Agar cita-cita pemilu berkualitas tersebut dapat diraih, paling tidak dibutuhkan kehadiran empat hal. Pertama, penyelenggara pemilu yang fair, mandiri dan independen. Dalam hal ini kapasitas, kapabilitas, dan integritas penyelenggara pemilu (KPU, Bawaslu, dan birokrasi di bawahnya) menjadi pertaruhan. Peran mereka sangat penting dalam menyiapkan 'lapangan' yang baik bagi semua kontestan. Kedua, kontestan pemilu yang harus beretika dan taat aturan main. Dalam hal ini baik partai politik maupun perseorangan peserta pemilu harus mendisiplinkan diri untuk menjaga hasrat kekuasaan agar tidak melanggar rambu-rambu dalam lapangan yang telah disiapkan dengan baik oleh penyelenggara pemilu. Ketatnya iklim kompetisi dan hasrat yang menggebu dapat "memaksa" kontestan mengeluarkan "jurus mabuk" yang bukan saja tidak baik bagi pendidikan politik masyarakat namun juga merusak masa depan demokrasi kita.

Ketiga, media massa yang sehat dan obyektif. Peran media massa dalam mengarahkan proses pemilu dan mempengaruhi hasilnya sangat besar.

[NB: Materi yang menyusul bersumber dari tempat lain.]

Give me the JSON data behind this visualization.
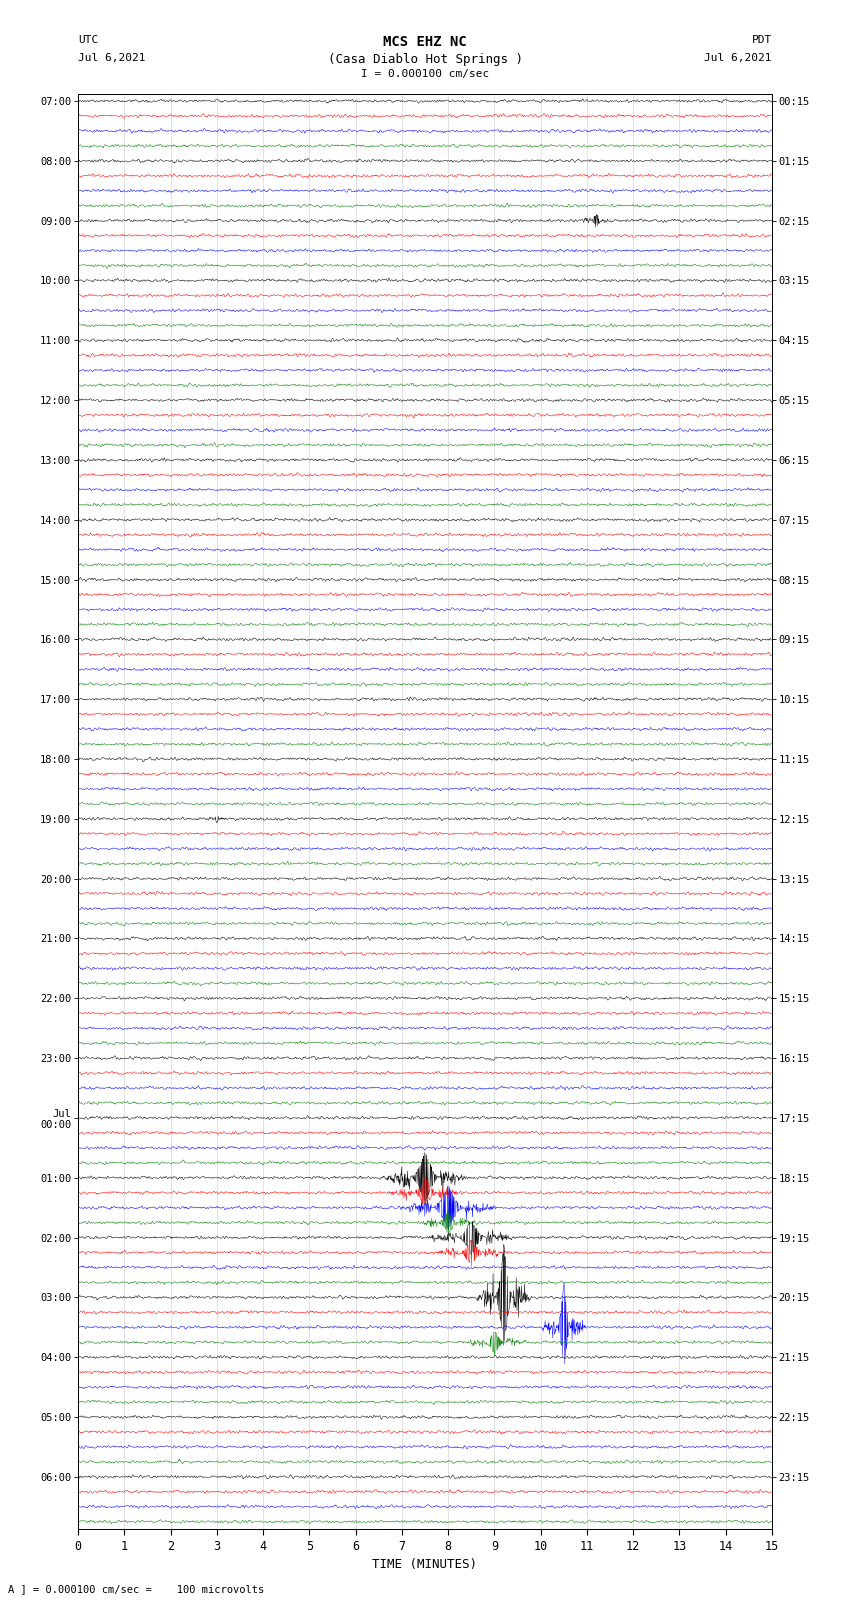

Oleh karena itu, hadirnya pers yang sehat dan obyektif amat sangat dibutuhkan. Keempat, hadirnya pemilih yang cerdas. Kondisi dan perilaku pemilih sangat menentukan proses dan hasil pemilu. Pemilih yang cerdas akan memilih wakil rakyat dan pemimpinnya yang terbaik, absennya pemilih yang cerdas dapat menghasilkan wakil rakyat dan pemimpin yang tidak kompatibel dengan kebutuhan bangsa dan negara.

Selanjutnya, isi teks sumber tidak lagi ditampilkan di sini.